The other main difference that defines your choice of plans is where or how you get your insurance. The main types include:
- Group Policies. You may be able to get group health coverage—either indemnity or managed care—through your job or the job of a family member. Many employers allow you to join or change health plans once a year during open enrollment. But once you choose a plan, you must keep it for a year. Discuss choices and limits with your employee benefits office.
- Individual Policies / family plans. If you are self-employed or if your company does not offer group policies, you may need to buy individual health insurance. Individual policies cost more than group policies.Some organizations—such as unions, professional associations, or social or civic groups—offer health plans for members. You may want to talk to an insurance broker, who can tell you more about the indemnity and managed care plans that are available for individuals. Some States also provide insurance for very small groups or the self-employed.
- Government Entitlement Programs. Medicare and Medicaid are government sponsored insurance programs for special situations.
- Medicare. Americans age 65 or older and people with certain disabilities can be covered under Medicare, a Federal health insurance program. In many parts of the country, people covered under Medicare now have a choice between managed care and indemnity plans. They also can switch their plans for any reason. However, they must officially tell the plan or the local Social Security Office, and the change may not take effect for up to 30 days. Call your local Social Security office or the State office on aging to find out what is available in your area.

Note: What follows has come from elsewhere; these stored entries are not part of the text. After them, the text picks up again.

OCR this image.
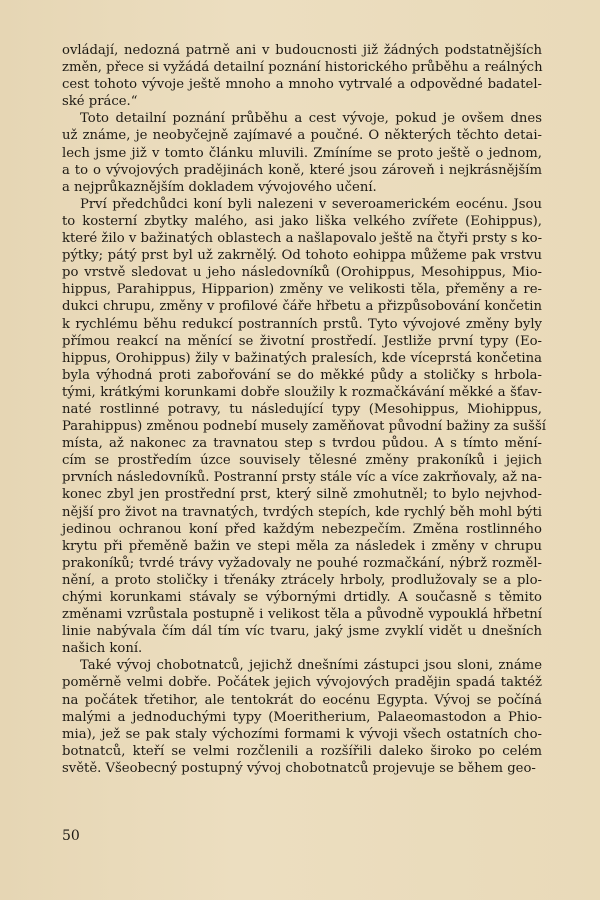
ovládají, nedozná patrně ani v budoucnosti již žádných podstatnějších
změn, přece si vyžádá detailní poznání historického průběhu a reálných
cest tohoto vývoje ještě mnoho a mnoho vytrvalé a odpovědné badatel-
ské práce.“

Toto detailní poznání průběhu a cest vývoje, pokud je ovšem dnes
už známe, je neobyčejně zajímavé a poučné. O některých těchto detai-
lech jsme již v tomto článku mluvili. Zmíníme se proto ještě o jednom,
a to o vývojových pradějinách koně, které jsou zároveň i nejkrásnějším
a nejprůkaznějším dokladem vývojového učení.

Prví předchůdci koní byli nalezeni v severoamerickém eocénu. Jsou
to kosterní zbytky malého, asi jako liška velkého zvířete (Eohippus),
které žilo v bažinatých oblastech a našlapovalo ještě na čtyři prsty s ko-
pýtky; pátý prst byl už zakrnělý. Od tohoto eohippa můžeme pak vrstvu
po vrstvě sledovat u jeho následovníků (Orohippus, Mesohippus, Mio-
hippus, Parahippus, Hipparion) změny ve velikosti těla, přeměny a re-
dukci chrupu, změny v profilové čáře hřbetu a přizpůsobování končetin
k rychlému běhu redukcí postranních prstů. Tyto vývojové změny byly
přímou reakcí na měnící se životní prostředí. Jestliže první typy (Eo-
hippus, Orohippus) žily v bažinatých pralesích, kde víceprstá končetina
byla výhodná proti zabořování se do měkké půdy a stoličky s hrbola-
tými, krátkými korunkami dobře sloužily k rozmačkávání měkké a šťav-
naté rostlinné potravy, tu následující typy (Mesohippus, Miohippus,
Parahippus) změnou podnebí musely zaměňovat původní bažiny za sušší
místa, až nakonec za travnatou step s tvrdou půdou. A s tímto mění-
cím se prostředím úzce souvisely tělesné změny prakoníků i jejich
prvních následovníků. Postranní prsty stále víc a více zakrňovaly, až na-
konec zbyl jen prostřední prst, který silně zmohutněl; to bylo nejvhod-
nější pro život na travnatých, tvrdých stepích, kde rychlý běh mohl býti
jedinou ochranou koní před každým nebezpečím. Změna rostlinného
krytu při přeměně bažin ve stepi měla za následek i změny v chrupu
prakoníků; tvrdé trávy vyžadovaly ne pouhé rozmačkání, nýbrž rozměl-
nění, a proto stoličky i třenáky ztrácely hrboly, prodlužovaly se a plo-
chými korunkami stávaly se výbornými drtidly. A současně s těmito
změnami vzrůstala postupně i velikost těla a původně vypouklá hřbetní
linie nabývala čím dál tím víc tvaru, jaký jsme zvyklí vidět u dnešních
našich koní.

Také vývoj chobotnatců, jejichž dnešními zástupci jsou sloni, známe
poměrně velmi dobře. Počátek jejich vývojových pradějin spadá taktéž
na počátek třetihor, ale tentokrát do eocénu Egypta. Vývoj se počíná
malými a jednoduchými typy (Moeritherium, Palaeomastodon a Phio-
mia), jež se pak staly výchozími formami k vývoji všech ostatních cho-
botnatců, kteří se velmi rozčlenili a rozšířili daleko široko po celém
světě. Všeobecný postupný vývoj chobotnatců projevuje se během geo-

50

- Medicaid. Medicaid covers some low-income people (especially children and pregnant women), and disabled people. Medicaid is a joint Federal-State health insurance program that is run by the States. In some cases, States require people covered under Medicaid to join managed care plans. Insurance plans and State regulations differ, so check with your State Medicaid office to learn more
Over time, the distinctions between these kinds of plans have begun to blur as health plans compete for your business. Some indemnity plans offer managed care-type options, and some managed care plans offer members the opportunity to use providers who are "outside" the plan. This makes it even more important for you to understand how your health plan works.
Which of these types of health insurance is right for you will depend on your personal situation. Choosing health insurance coverage is a time-consuming task and it can certainly be frustrating, but it's something that everybody needs to consider sooner rather than later.